Logistics
Group Member – Casey, Eric
Github Repo – CartoonGAN-Application
Previous Report – Midterm Documentation
Proposal – Final Proposal
Background
Motivation
For this stage of this project, we want to further refine our work done up to this point, including 1) our web interface/API to the CartoonGAN models and functionalities; 2) the web application utilizing CartoonGAN, which would have more layers of interaction and possibility to it with the new features we plan for it to have.
We sincerely hope that through these refining work, CartoonGAN can finally become a powerful and playful tool that can be used by learners, educators, artists, technicians, so that our contribution to the ml5 library would truly help others, and spark more creativity in this fascinating realm.
Methodology & Experiments
Gif Transformation
Developing gif transformation on a web application is a more demanding task than we imagined. Due to the fact that there isn’t any efficient modern gif encoding/decoding libraries, my partner who worked on this functionality went through quite some effort to find usable libraries for working with gifs in our application.
*This could be a potential direction for future contributions.
Front-end wise, we implemented a simple but effective piping algorithm in order to recognize the type of input the user uploaded, and trigger respective strategies accordingly.
Demo gif outputs:
Styles: Original – Chihiro – Shinkai – Paprika – Hosoda – Hayao
Some experiments:
This cyberpunk kitty is recorded during one of our experiments with GIF transformation. As shown in the video, the transformation (original style to Miyazaki’s Chihiro style) output is glitchy, resulting from a single frame loss. This could be resulting from issues with GIF encoding and decoding in our web application, as we currently work with GIF in the following way:
GIF ➡️ binary data ➡️ tensor ➡️ MODEL ➡️ tensor ➡️ binary data ➡️ GIF
Therefore, encoding issues could largely effect our final outcome. This is a problem that needs to be looked into in the future.
Foreground/Background Transformation
Foreground/background transformation is one of out biggest feature updates to our CartoonGAN web application.
The main methodology we used to develop this feature is to implement BodyPix as a tool to recognize humans from their background, and use that as a mask for the input image. This mask is then used to manipulate the pixel data from the image, so that the cartoonization can be applied to either foreground, background or both depending on the user’s choice.
We hope this could bring our user experience to another level, as we try to bring our users the experience of seeing themselves in the cartoon world of their choice, by either turning themselves into a cartoonized character, or turning their surrounding world into a fusion of their reality and fantasy.
Demo foreground/background outputs:
Foreground –
Background –
Social Impact
ml5 library
We wrapped CartoonGAN into a ml5 library, and submitted a pull request to merge our work into the ml5.

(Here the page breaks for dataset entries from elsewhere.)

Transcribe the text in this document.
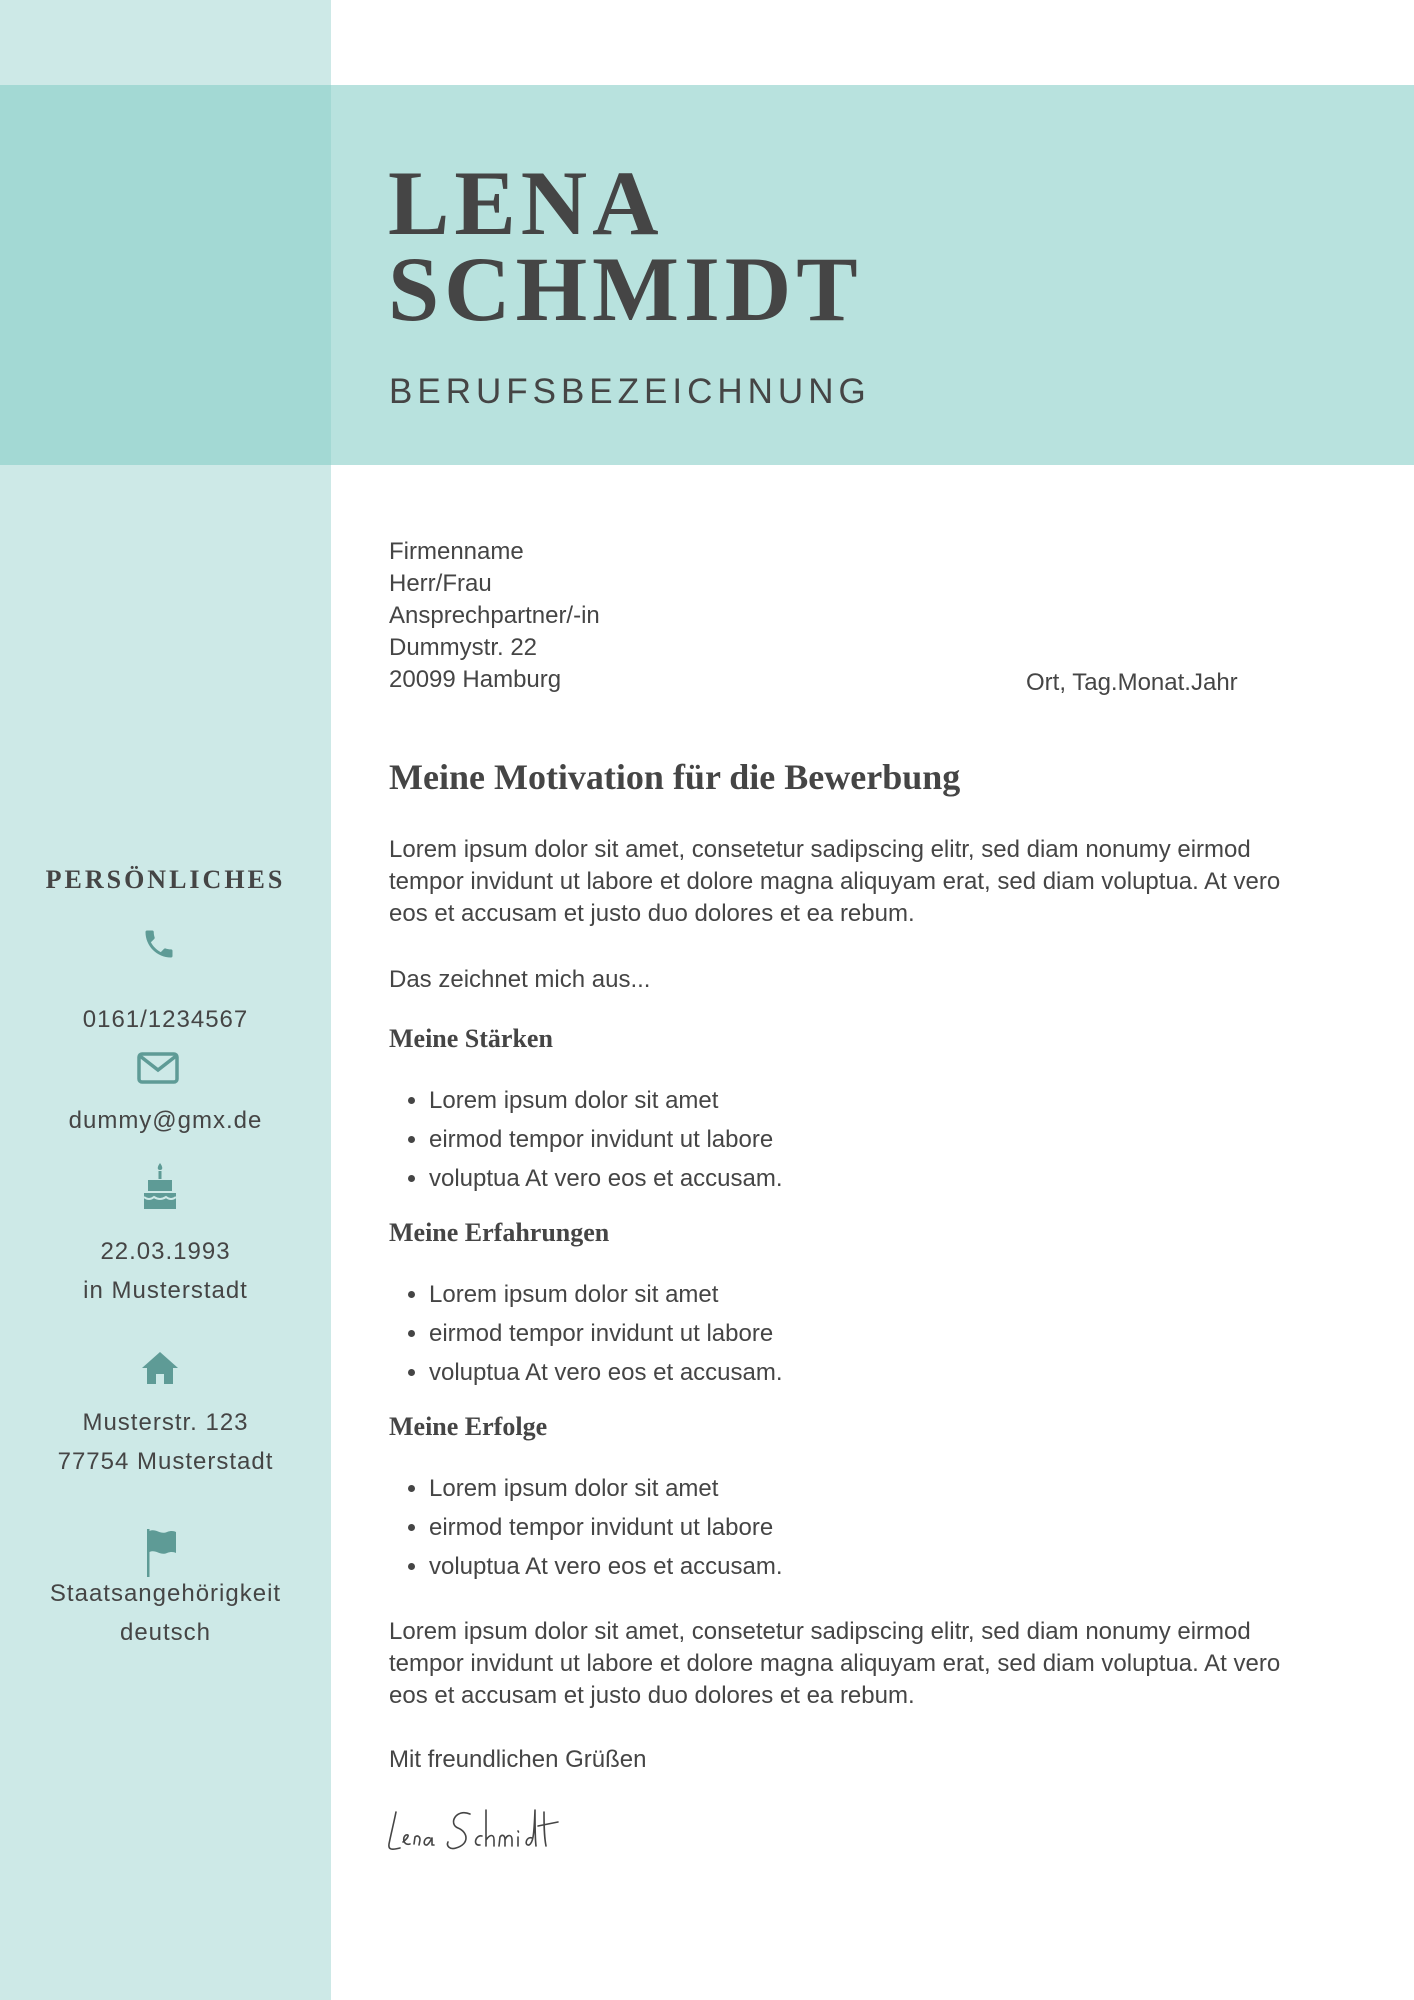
LENA
SCHMIDT
BERUFSBEZEICHNUNG
Firmenname
Herr/Frau
Ansprechpartner/-in
Dummystr. 22
20099 Hamburg	Ort, Tag.Monat.Jahr
Meine Motivation für die Bewerbung
Lorem ipsum dolor sit amet, consetetur sadipscing elitr, sed diam nonumy eirmod tempor invidunt ut labore et dolore magna aliquyam erat, sed diam voluptua. At vero eos et accusam et justo duo dolores et ea rebum.
Das zeichnet mich aus...
Meine Stärken
• Lorem ipsum dolor sit amet
• eirmod tempor invidunt ut labore
• voluptua At vero eos et accusam.
Meine Erfahrungen
• Lorem ipsum dolor sit amet
• eirmod tempor invidunt ut labore
• voluptua At vero eos et accusam.
Meine Erfolge
• Lorem ipsum dolor sit amet
• eirmod tempor invidunt ut labore
• voluptua At vero eos et accusam.
Lorem ipsum dolor sit amet, consetetur sadipscing elitr, sed diam nonumy eirmod tempor invidunt ut labore et dolore magna aliquyam erat, sed diam voluptua. At vero eos et accusam et justo duo dolores et ea rebum.
Mit freundlichen Grüßen
PERSÖNLICHES
0161/1234567
dummy@gmx.de
22.03.1993
in Musterstadt
Musterstr. 123
77754 Musterstadt
Staatsangehörigkeit
deutsch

The reason we included this as part of our project goal is that we hope our work would become real contributions to the creative world out there. Machine learning on the browser is still a relatively new and merging field, the more work and attention it receives, the faster it will grow. Though I am a newbie myself, I really hope that my efforts and contribution could help ml5 grow as an amazing tool collection for the brilliant innovative minds in this realm.
Further Development
There are still work to be done and room for improvement in this project to bring it fully up to our expectations.
Web application wise, GIF transformation is still relatively slow and buggy, due to the insufficiency of existing tools to work with gifs on the browser. We did our best to accommodate these issues, but we still want to look into potential ways of improvement, maybe even new issues to contribute to.
The CartoonGan ml5 library is still a work in progress. Although we have the barebones ready, there’s still work needed. We are currently in progress of building tests, examples, guides and documentation for the library, and designing wise, we still need to improve the library in aspects like error and corner cases handling, image encoding and other input format supports. These are all necessary elements for CartoonGAN to become an easy-to-use and practical library, which is our ultimate hope.